Doch die Ablehnung gegen solche Versuche ist groß, nicht zuletzt weil Aktivisten laut und mit brutalen Bildern von Gehirn-Implantaten und blutverschmierten Köpfe gegen Tierversuche protestieren. Und sich manche Mythen halten, etwa dass Tierversuche in der Kosmetika-Entwicklung eingesetzt werden (seit 1998 durch das deutsche Tierschutzgesetz verboten) oder Experimente an Menschenaffen durchgeführt werden (den letzten Versuch an Hominiden in Deutschland gab es 1991). Die Folge: Jetzt gibt auch das Max-Planck-Institut für biologische Kybernetik in Tübingen der provozierenden und nicht selten überzogenen Kritik nach und stellt seine Affenversuche komplett ein. Der Verein Soko Tierschutz nennt das einen historischen Erfolg – obwohl auch die letzten beiden Versuchsaffen im europäischen Ausland gelandet sein dürften.

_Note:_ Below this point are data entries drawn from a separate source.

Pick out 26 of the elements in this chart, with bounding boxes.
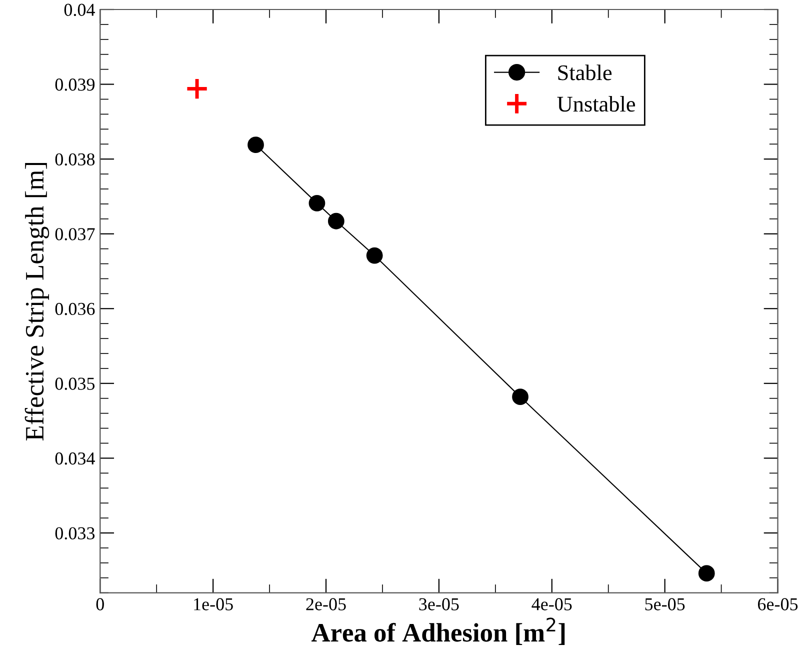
point [512,388,528,406]
y-tick-label: 0.038 [55,153,95,166]
y-tick-label: 0.033 [55,527,95,540]
y-tick-label: 0.039 [55,78,95,91]
x-tick-label: 2e-05 [306,598,346,610]
legend-label: Unstable [557,96,636,112]
point [366,247,383,264]
x-tick-label: 1e-05 [194,598,233,610]
x-tick-label: 5e-05 [645,598,685,610]
point [698,565,715,582]
point [328,212,344,230]
legend-label: Stable [558,64,612,80]
x-tick-label: 3e-05 [419,598,459,610]
point [185,77,209,100]
x-axis-title: Area of Adhesion [m$^{2}$] [311,618,565,645]
y-tick-label: 0.04 [64,4,95,16]
x-tick-label: 0 [96,598,104,610]
y-tick-label: 0.037 [55,228,95,240]
x-tick-label: 6e-05 [758,598,798,610]
point [308,194,326,212]
y-axis-title: Effective Strip Length [m] [24,162,50,440]
x-tick-label: 4e-05 [532,598,572,610]
point [248,136,264,154]
y-tick-label: 0.035 [55,378,95,390]
y-tick-label: 0.034 [55,452,95,465]
y-tick-label: 0.036 [55,302,95,316]
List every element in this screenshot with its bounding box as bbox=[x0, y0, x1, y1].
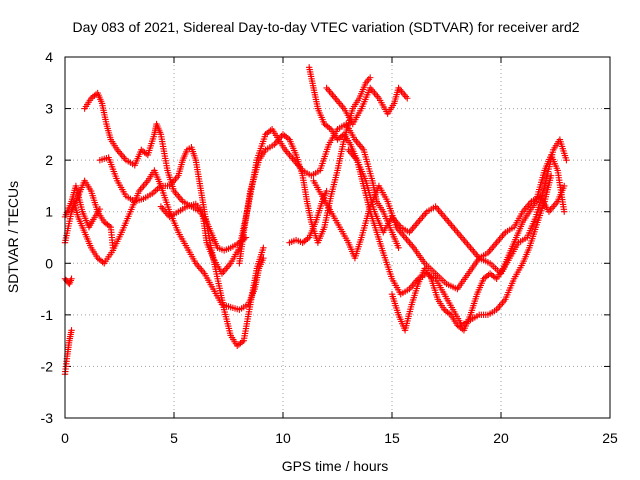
data-point bbox=[561, 182, 568, 190]
x-tick-label: 20 bbox=[493, 430, 509, 446]
x-tick-label: 0 bbox=[61, 430, 69, 446]
data-point bbox=[367, 74, 374, 81]
data-point bbox=[260, 254, 267, 262]
data-point bbox=[563, 156, 570, 164]
y-tick-label: 2 bbox=[45, 152, 53, 168]
data-point bbox=[260, 244, 267, 252]
data-point bbox=[561, 208, 568, 215]
y-axis-label: SDTVAR / TECUs bbox=[5, 181, 21, 293]
chart-title: Day 083 of 2021, Sidereal Day-to-day VTE… bbox=[72, 19, 579, 35]
x-tick-label: 15 bbox=[384, 430, 400, 446]
data-point bbox=[404, 95, 411, 102]
y-tick-label: -2 bbox=[41, 358, 54, 374]
data-point bbox=[96, 205, 104, 213]
plot-frame bbox=[64, 56, 611, 419]
x-axis-label: GPS time / hours bbox=[282, 458, 389, 474]
y-tick-label: 1 bbox=[45, 204, 53, 220]
data-point bbox=[395, 244, 402, 252]
x-tick-label: 5 bbox=[170, 430, 178, 446]
y-tick-label: -1 bbox=[41, 307, 54, 323]
x-tick-label: 25 bbox=[602, 430, 618, 446]
data-point bbox=[68, 327, 75, 334]
y-tick-label: -3 bbox=[41, 410, 54, 426]
x-tick-label: 10 bbox=[275, 430, 291, 446]
data-point bbox=[547, 172, 555, 179]
data-points bbox=[61, 64, 570, 378]
y-tick-label: 0 bbox=[45, 255, 53, 271]
y-tick-label: 4 bbox=[45, 49, 53, 65]
y-tick-label: 3 bbox=[45, 101, 53, 117]
grid bbox=[65, 57, 610, 418]
data-point bbox=[68, 275, 75, 282]
data-point bbox=[323, 187, 330, 195]
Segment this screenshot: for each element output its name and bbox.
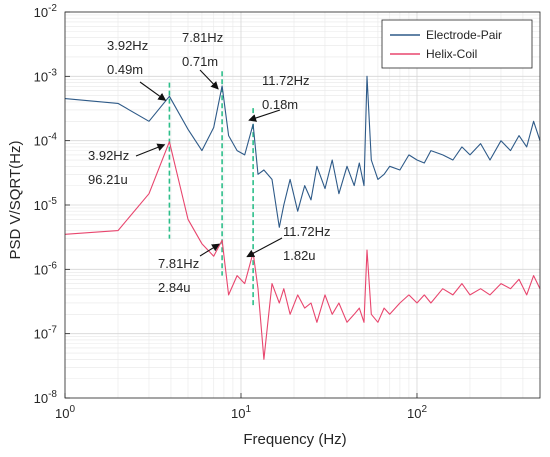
annotation-text: 96.21u [88,172,128,187]
annotation-arrow [199,69,219,90]
y-tick-label: 10-3 [34,67,58,84]
y-axis-label: PSD V/SQRT(Hz) [7,141,24,260]
annotation: 3.92Hz 0.49m [107,38,167,101]
y-tick-label: 10-5 [34,196,58,213]
annotation-arrow [135,143,166,157]
annotation: 7.81Hz 0.71m [182,30,223,90]
axes-layer: 100 101 102 10-8 10-7 10-6 10-5 10-4 10-3 10-2 [34,3,541,421]
annotation-text: 11.72Hz [283,224,330,239]
legend-label: Electrode-Pair [426,28,502,42]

Laut Bundesagrarministerium wurden 2015 rund 2,8 Millionen Tiere für wissenschaftliche Zwecke verwendet. Nach Angaben des Vereins Ärzte gegen Tierversuche gab es mit 462 000 Tieren die meisten Versuche in Baden-Württemberg, gefolgt von Nordrhein-Westfalen mit 432 006 und Bayern mit 423 129 Tieren. Der Begriff Tierversuch schließt Blutentnahmen ebenso ein wie operative Eingriffe oder Arzneimitteltests. Fast 755 000 Versuchstiere wurden 2015 in Deutschland für wissenschaftliche Zwecke getötet. Insgesamt 3141 Affen und Halbaffen wurden in Tierversuchen verwendet, das sind 0,1 Prozent aller Versuchstiere.

Wer Menschenleben retten will, darf Tierversuche nicht verteufeln

Die Behörden der Länder müssen die Arbeit von öffentlichen Hochschulen oder Forschungseinrichtungen, die biomedizinische Forschung betreiben, prüfen und genehmigen. Denn das deutsche Tierschutzgesetz erlaubt die Grundlagenforschung sowie Forschungen zur Vorbeugung von Krankheiten (etwa Diabetes und Krebs) bei Menschen oder Tieren. Hinzu kommt die Entwicklung und Herstellung sowie Prüfung der Qualität, Wirksamkeit oder Unbedenklichkeit von Arznei-, Lebens- und Futtermitteln.

Kaum ein Wissenschaftszweig hat so viel Einfluss auf das menschliche Wohlergehen wie die biomedizinische Forschung. Und ja: Kaum ein anderer trägt eine so große ethische Verantwortung – auch weil sich die Forschung nicht immer durch Zellkulturen oder Computermodelle ersetzen lässt, Tierversuche aber trotzdem nach Möglichkeit vermieden, ihre Anzahl verringert oder, wo unvermeidbar, unter größtmöglicher Schonung durchgeführt werden müssen.

Auch der Tübinger Rückzug zeigt: Die Wissenschaft muss stärker als bisher ihre Methoden offenlegen, Beweggründe erklären und glaubhaft dem Verdacht begegnen, etwas verbergen zu wollen. Und die Gesellschaft wird akzeptieren müssen, dass Biomedizin unverzichtbar ist. Wer Menschenleben retten will, darf Tierversuche nicht verteufeln.